外公90大寿,妈妈在厨房忙了三天三夜。小姨一家空手来,坐在主桌指指点点。
妈妈端着红烧肉刚走到桌边,小姨突然站起来,一把推开她:"这是给爸准备的,
你也配上桌?"妈妈摔在地上,盘子碎了一地。全场鸦雀无声。我爸愣了三秒,
抄起椅子直接砸向小姨。外公气得浑身发抖,指着我爸骂:"反了天了!"就在这时,
门外响起急促的刹车声。我爷爷带着四辆黑色轿车停在门口,下来八个西装革履的人。
他看了眼地上的妈妈,冷冷开口:"谁动的手?"01今天是外公许鸿山九十大寿。
我妈许静在许家那个老旧的厨房里,已经连续忙了三天三夜。汗水浸湿了她的额发,
紧紧贴在苍白的脸上。她眼下是浓重的青黑,但眼神里却带着一丝微弱的期待。她总说,
外公年纪大了,吃一次少一次,一定要让他高兴。寿宴设在许家老宅的院子里,摆了八桌。
高朋满座,觥筹交错,好不热闹。我爸周成和我,被安排在最靠边的角落桌。而主桌上,
坐着小姨许兰一家。他们一家三口,是踩着饭点空着手来的。小姨夫赵军一坐下,
就嫌弃桌上的酒水不够档次。表弟赵磊则旁若无人地玩着手机游戏,声音开到最大。
小姨许兰,穿着一身崭新的旗袍,画着精致的妆,正对着满桌的凉菜指指点点。“妈,
你看这摆盘,也太土了,跟我姐说多少次了,让她去报个班学学。”外婆坐在旁边,
只是尴尬地笑笑,不敢接话。我爸周成的脸色已经有些难看,握着筷子的手微微收紧。
我拉了拉他的衣角,示意他别冲动。今天是外公的大寿,妈妈不想任何人在这里闹不愉快。
厨房里,我妈许静终于端出了最后一道大菜,红烧肉。

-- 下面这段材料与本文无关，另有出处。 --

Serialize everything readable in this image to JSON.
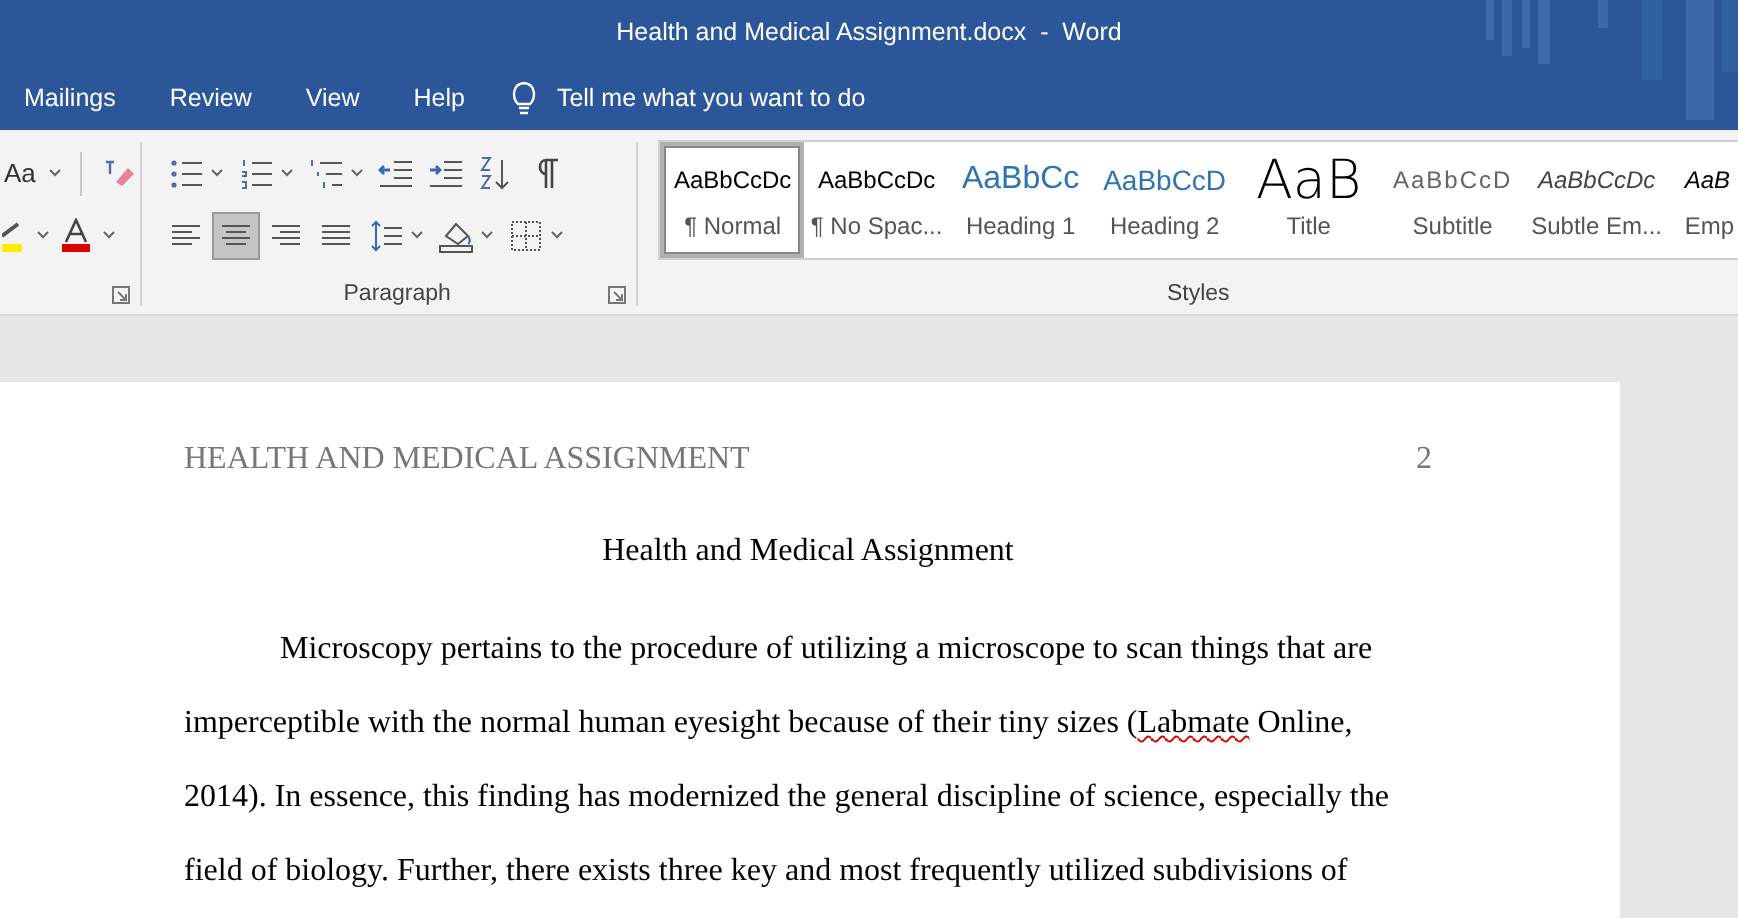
{
  "window": {
    "title": "Health and Medical Assignment.docx  -  Word"
  },
  "tabs": [
    {
      "label": "Mailings"
    },
    {
      "label": "Review"
    },
    {
      "label": "View"
    },
    {
      "label": "Help"
    }
  ],
  "tell_me": {
    "placeholder": "Tell me what you want to do"
  },
  "font_group": {
    "change_case": "Aa"
  },
  "paragraph_group": {
    "label": "Paragraph",
    "row1": [
      {
        "kind": "bullets",
        "dropdown": true,
        "selected": false
      },
      {
        "kind": "numbering",
        "dropdown": true,
        "selected": false
      },
      {
        "kind": "multilevel",
        "dropdown": true,
        "selected": false
      },
      {
        "kind": "outdent",
        "dropdown": false,
        "selected": false
      },
      {
        "kind": "indent",
        "dropdown": false,
        "selected": false
      },
      {
        "kind": "sort",
        "dropdown": false,
        "selected": false
      },
      {
        "kind": "pilcrow",
        "dropdown": false,
        "selected": false
      }
    ],
    "row2": [
      {
        "kind": "align-left",
        "dropdown": false,
        "selected": false
      },
      {
        "kind": "align-center",
        "dropdown": false,
        "selected": true
      },
      {
        "kind": "align-right",
        "dropdown": false,
        "selected": false
      },
      {
        "kind": "justify",
        "dropdown": false,
        "selected": false
      },
      {
        "kind": "line-spacing",
        "dropdown": true,
        "selected": false
      },
      {
        "kind": "shading",
        "dropdown": true,
        "selected": false
      },
      {
        "kind": "borders",
        "dropdown": true,
        "selected": false
      }
    ]
  },
  "styles_group": {
    "label": "Styles",
    "styles": [
      {
        "kind": "normal",
        "preview": "AaBbCcDc",
        "name": "¶ Normal",
        "selected": true
      },
      {
        "kind": "normal",
        "preview": "AaBbCcDc",
        "name": "¶ No Spac...",
        "selected": false
      },
      {
        "kind": "heading1",
        "preview": "AaBbCc",
        "name": "Heading 1",
        "selected": false
      },
      {
        "kind": "heading2",
        "preview": "AaBbCcD",
        "name": "Heading 2",
        "selected": false
      },
      {
        "kind": "title",
        "preview": "AaB",
        "name": "Title",
        "selected": false
      },
      {
        "kind": "subtitle",
        "preview": "AaBbCcD",
        "name": "Subtitle",
        "selected": false
      },
      {
        "kind": "subtle-emphasis",
        "preview": "AaBbCcDc",
        "name": "Subtle Em...",
        "selected": false
      },
      {
        "kind": "emphasis",
        "preview": "AaB",
        "name": "Emp",
        "selected": false
      }
    ]
  },
  "document": {
    "header": "HEALTH AND MEDICAL ASSIGNMENT",
    "page_number": "2",
    "title": "Health and Medical Assignment",
    "paragraph": [
      {
        "text": "Microscopy pertains to the procedure of utilizing a microscope to scan things that are imperceptible with the normal human eyesight because of their tiny sizes (",
        "misspelled": false
      },
      {
        "text": "Labmate",
        "misspelled": true
      },
      {
        "text": " Online, 2014). In essence, this finding has modernized the general discipline of science, especially the field of biology. Further, there exists three key and most frequently utilized subdivisions of",
        "misspelled": false
      }
    ]
  }
}
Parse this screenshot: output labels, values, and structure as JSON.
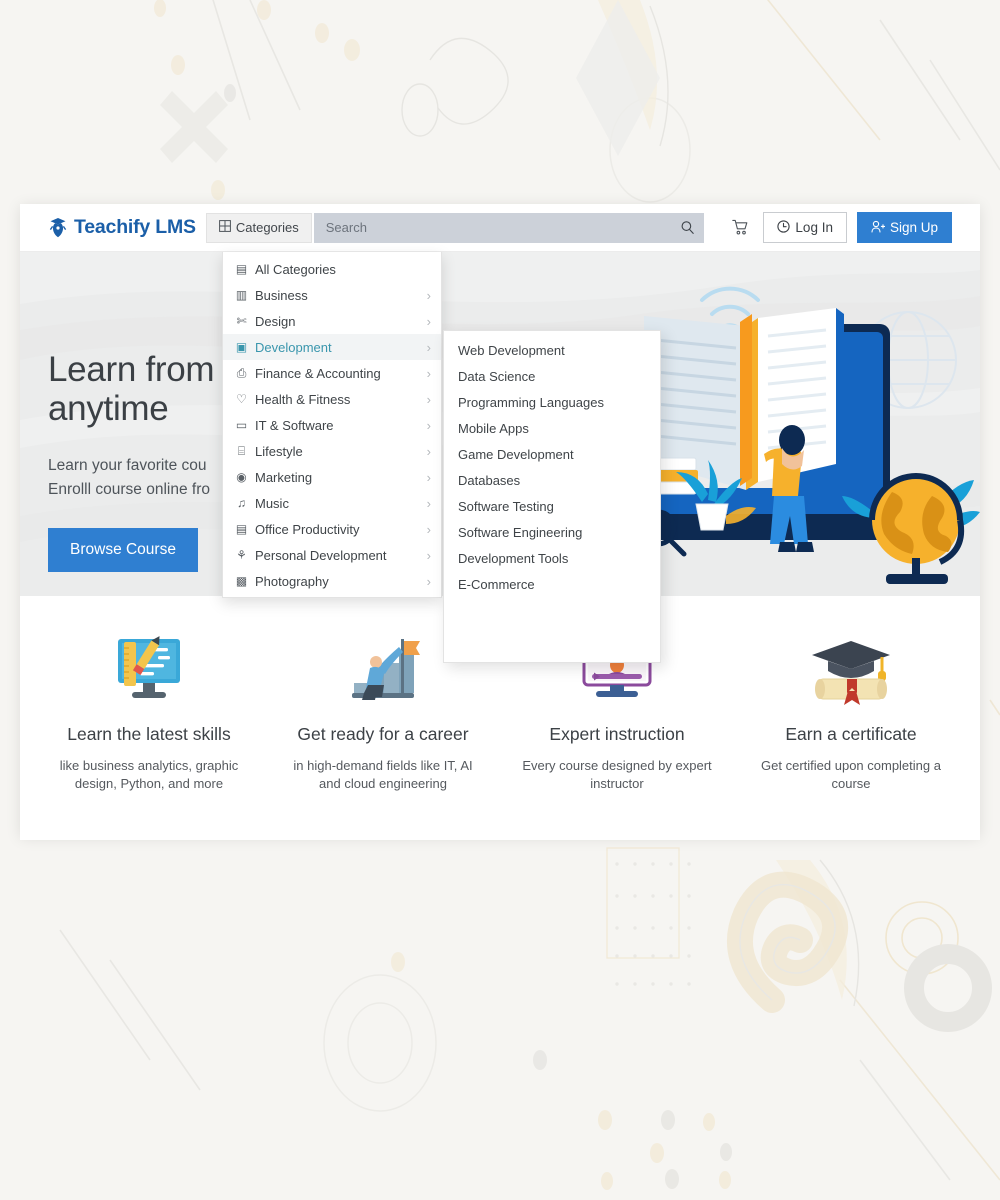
{
  "header": {
    "logo_text": "Teachify LMS",
    "logo_icon": "graduation-emblem-icon",
    "categories_button": "Categories",
    "categories_icon": "grid-icon",
    "search_placeholder": "Search",
    "search_value": "",
    "search_icon": "search-icon",
    "cart_icon": "shopping-cart-icon",
    "login_label": "Log In",
    "login_icon": "sign-in-icon",
    "signup_label": "Sign Up",
    "signup_icon": "user-plus-icon",
    "accent_color": "#2f7fd1",
    "logo_color": "#1b5fa8"
  },
  "hero": {
    "title_line1": "Learn from",
    "title_line2": "anytime",
    "sub_line1": "Learn your favorite cou",
    "sub_line2": "Enrolll course online fro",
    "cta_label": "Browse Course",
    "background_color": "#ebecec",
    "illustration": "open-book-globe-student-illustration"
  },
  "dropdown": {
    "active_item": "Development",
    "active_color": "#3a96ad",
    "items": [
      {
        "label": "All Categories",
        "icon": "table-icon",
        "has_submenu": false
      },
      {
        "label": "Business",
        "icon": "bar-chart-icon",
        "has_submenu": true
      },
      {
        "label": "Design",
        "icon": "vector-icon",
        "has_submenu": true
      },
      {
        "label": "Development",
        "icon": "code-window-icon",
        "has_submenu": true
      },
      {
        "label": "Finance & Accounting",
        "icon": "briefcase-icon",
        "has_submenu": true
      },
      {
        "label": "Health & Fitness",
        "icon": "heartbeat-icon",
        "has_submenu": true
      },
      {
        "label": "IT & Software",
        "icon": "desktop-icon",
        "has_submenu": true
      },
      {
        "label": "Lifestyle",
        "icon": "building-icon",
        "has_submenu": true
      },
      {
        "label": "Marketing",
        "icon": "bullseye-icon",
        "has_submenu": true
      },
      {
        "label": "Music",
        "icon": "music-note-icon",
        "has_submenu": true
      },
      {
        "label": "Office Productivity",
        "icon": "document-icon",
        "has_submenu": true
      },
      {
        "label": "Personal Development",
        "icon": "lightbulb-icon",
        "has_submenu": true
      },
      {
        "label": "Photography",
        "icon": "camera-icon",
        "has_submenu": true
      }
    ],
    "submenu": [
      "Web Development",
      "Data Science",
      "Programming Languages",
      "Mobile Apps",
      "Game Development",
      "Databases",
      "Software Testing",
      "Software Engineering",
      "Development Tools",
      "E-Commerce"
    ]
  },
  "features": [
    {
      "icon": "monitor-ruler-pencil-icon",
      "title": "Learn the latest skills",
      "desc": "like business analytics, graphic design, Python, and more"
    },
    {
      "icon": "career-stairs-flag-icon",
      "title": "Get ready for a career",
      "desc": "in high-demand fields like IT, AI and cloud engineering"
    },
    {
      "icon": "video-instructor-icon",
      "title": "Expert instruction",
      "desc": "Every course designed by expert instructor"
    },
    {
      "icon": "graduation-cap-diploma-icon",
      "title": "Earn a certificate",
      "desc": "Get certified upon completing a course"
    }
  ]
}
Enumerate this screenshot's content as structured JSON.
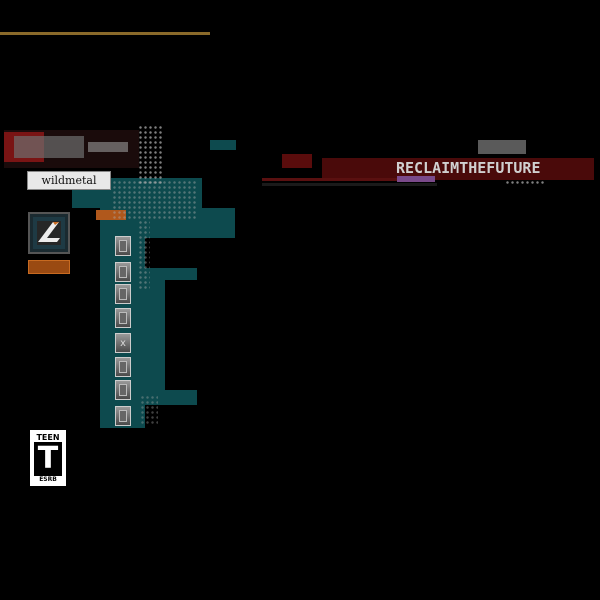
{
  "site": {
    "name": "wildmetal"
  },
  "banner": {
    "tagline": "RECLAIMTHEFUTURE"
  },
  "menu": {
    "buttons": [
      {
        "name": "menu-button-1",
        "glyph": ""
      },
      {
        "name": "menu-button-2",
        "glyph": ""
      },
      {
        "name": "menu-button-3",
        "glyph": ""
      },
      {
        "name": "menu-button-4",
        "glyph": ""
      },
      {
        "name": "menu-button-5",
        "glyph": "x"
      },
      {
        "name": "menu-button-6",
        "glyph": ""
      },
      {
        "name": "menu-button-7",
        "glyph": ""
      },
      {
        "name": "menu-button-8",
        "glyph": ""
      }
    ]
  },
  "rating": {
    "top": "TEEN",
    "letter": "T",
    "bottom": "ESRB"
  },
  "colors": {
    "teal": "#0d4a4e",
    "accent_red": "#4a0a0a",
    "orange": "#9a4a12"
  },
  "icons": {
    "logo": "l-logo-icon"
  }
}
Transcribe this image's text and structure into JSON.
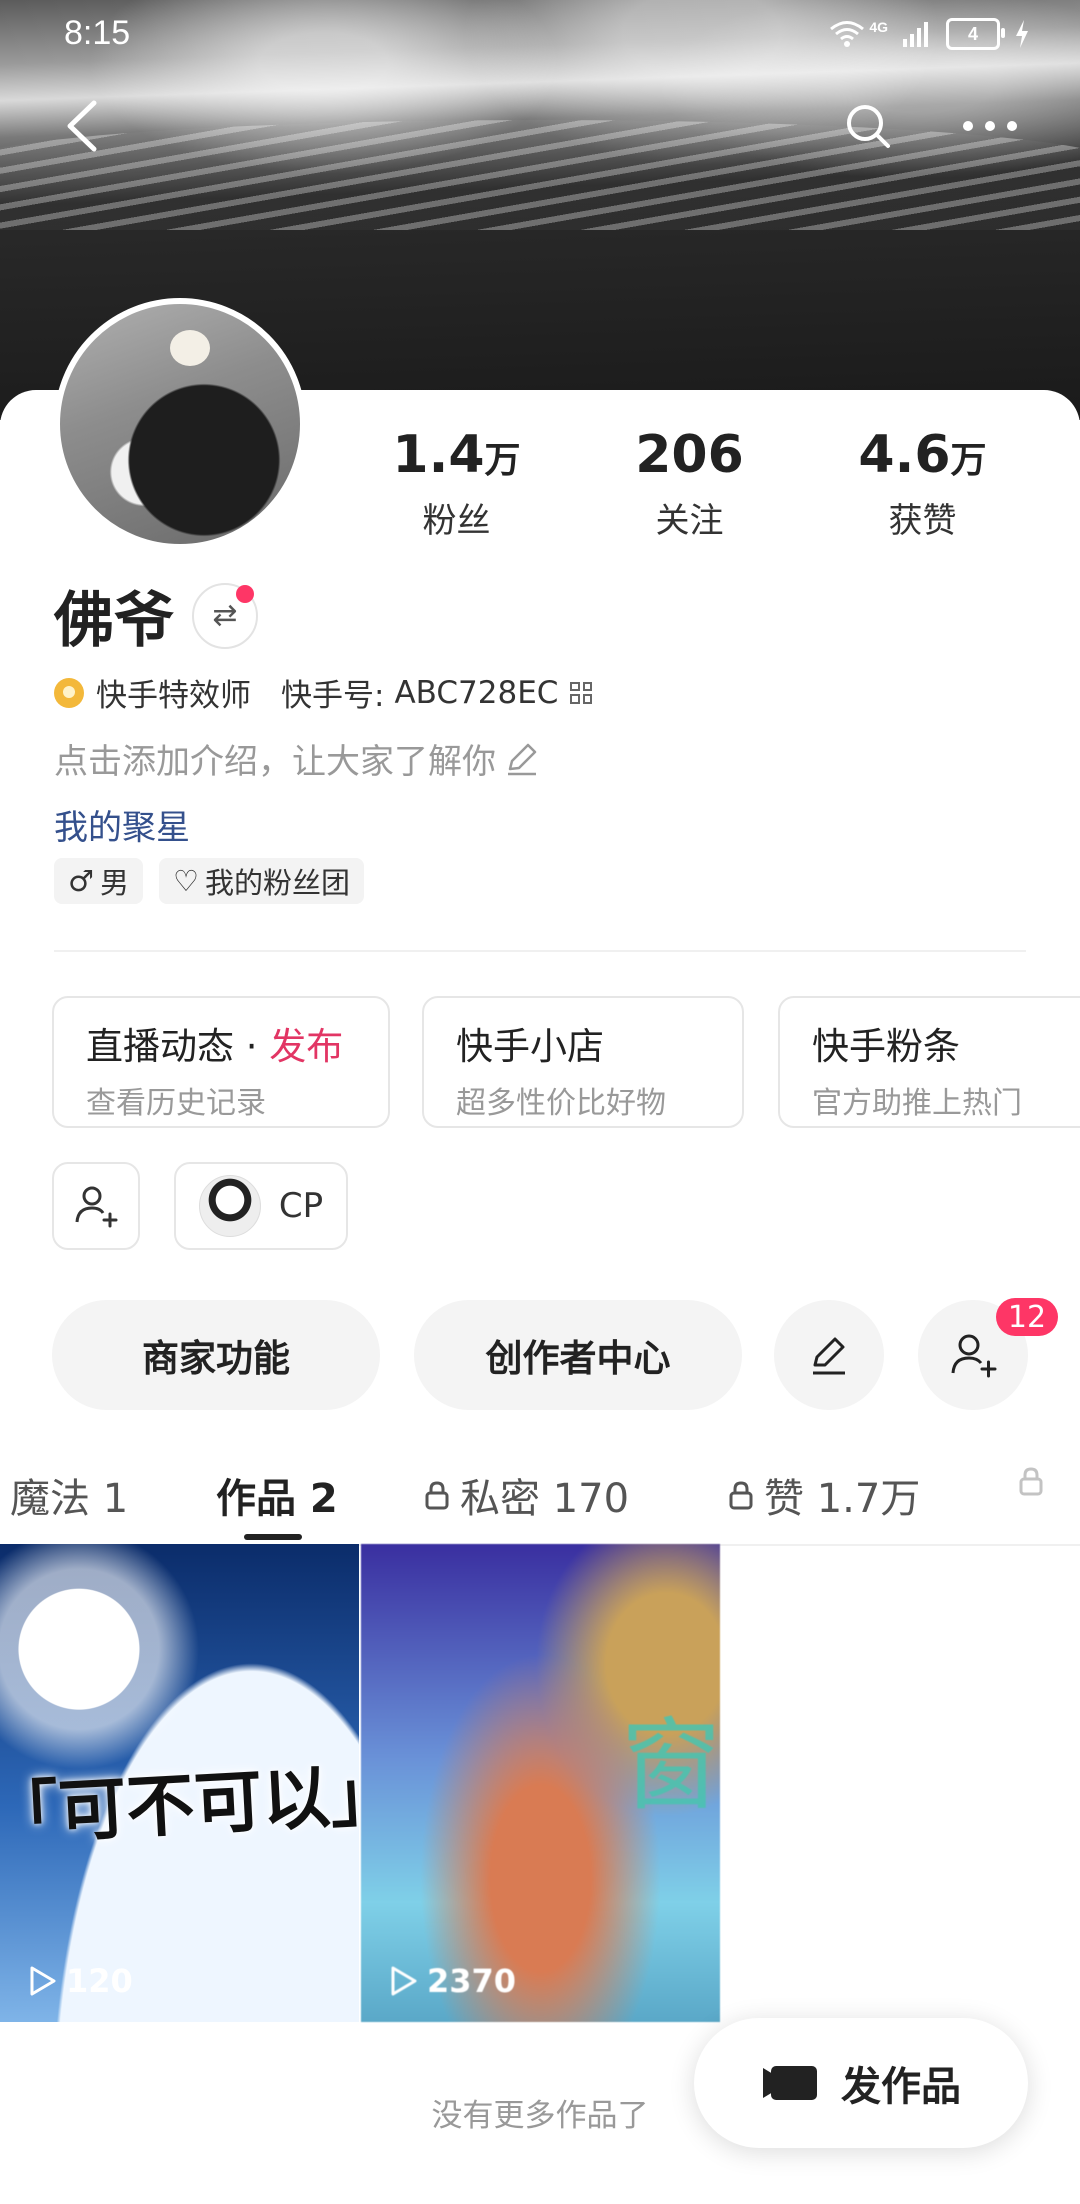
{
  "status_bar": {
    "time": "8:15",
    "network": "4G",
    "battery": "4"
  },
  "profile": {
    "name": "佛爷",
    "stats": [
      {
        "value": "1.4",
        "unit": "万",
        "label": "粉丝"
      },
      {
        "value": "206",
        "unit": "",
        "label": "关注"
      },
      {
        "value": "4.6",
        "unit": "万",
        "label": "获赞"
      }
    ],
    "badge_title": "快手特效师",
    "id_label": "快手号:",
    "id_value": "ABC728EC",
    "bio_placeholder": "点击添加介绍，让大家了解你",
    "link_text": "我的聚星",
    "tags": {
      "gender": "男",
      "fan_group": "我的粉丝团"
    }
  },
  "features": [
    {
      "title": "直播动态",
      "separator": "·",
      "action": "发布",
      "subtitle": "查看历史记录"
    },
    {
      "title": "快手小店",
      "subtitle": "超多性价比好物"
    },
    {
      "title": "快手粉条",
      "subtitle": "官方助推上热门"
    }
  ],
  "cp": {
    "label": "CP"
  },
  "actions": {
    "merchant": "商家功能",
    "creator": "创作者中心",
    "notification_count": "12"
  },
  "tabs": [
    {
      "label": "魔法 1",
      "locked": false
    },
    {
      "label": "作品 2",
      "locked": false,
      "active": true
    },
    {
      "label": "私密 170",
      "locked": true
    },
    {
      "label": "赞 1.7万",
      "locked": true
    }
  ],
  "videos": [
    {
      "caption": "「可不可以」",
      "plays": "120"
    },
    {
      "caption": "窗",
      "plays": "2370"
    }
  ],
  "footer": {
    "no_more": "没有更多作品了",
    "publish": "发作品"
  },
  "colors": {
    "accent_red": "#fe3666",
    "link_blue": "#34508c",
    "publish_red": "#e23564"
  }
}
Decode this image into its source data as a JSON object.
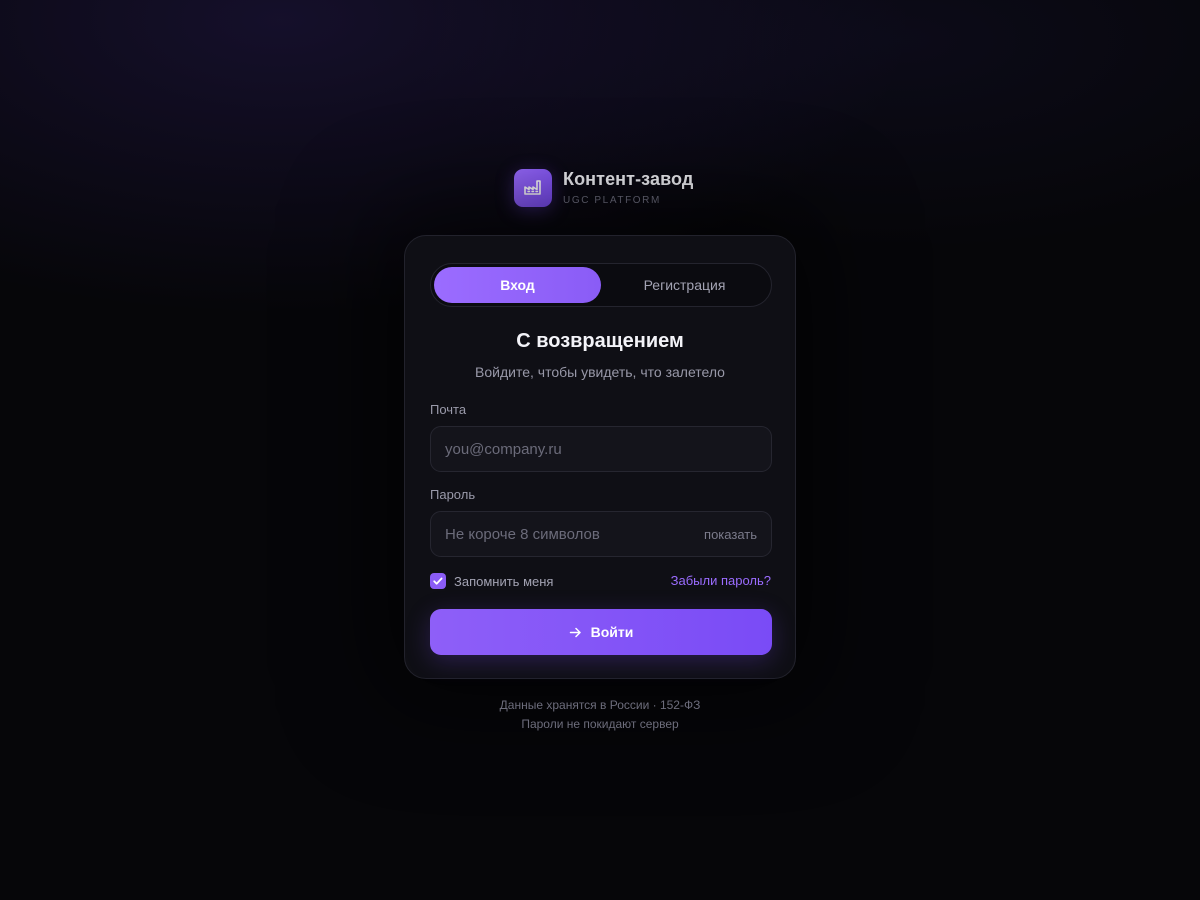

这是外公最爱吃的,
她用小火足足炖了五个小时,肉香飘满了整个院子。她小心翼翼地端着那一大盘红烧肉,
穿过拥挤的宾客,一步步走向主桌。她的脸上带着一丝讨好的、疲惫的笑容。“爸,
您最爱吃的红烧肉来了,我特地……”她的话还没说完,小姨许兰突然从椅子上站了起来。
她脸上带着毫不掩饰的厌恶和鄙夷,像是在看什么脏东西。“谁让你现在上这道菜的?
”“这红烧肉是主菜,要等领导讲完话才能上,你懂不懂规矩?”妈妈愣住了,
端着盘子不知所措。“我……我看大家吃得差不多了,就……”“你看?你看有什么用?
”小姨许兰的声音陡然拔高,尖锐得刺耳。她猛地伸出手,一把推在我妈的肩膀上。
“这是给外公准备的,你也配上桌?”我妈本就累得虚脱,被这突如其来的一推,
脚下一个踉跄,整个人向后摔去。“哐当!”一声巨响。那盘精心炖煮了五个小时的红烧肉,
连同那只寓意福寿的青花瓷盘,一起摔在了地上。滚烫的汤汁溅得到处都是。
盘子碎裂成无数片。深褐色的肉块混着油污,狼狈地铺了一地。我妈许静,
就摔在那一堆狼藉的 ** 。她的手掌被瓷片划开了一道长长的口子,鲜血瞬间涌了出来。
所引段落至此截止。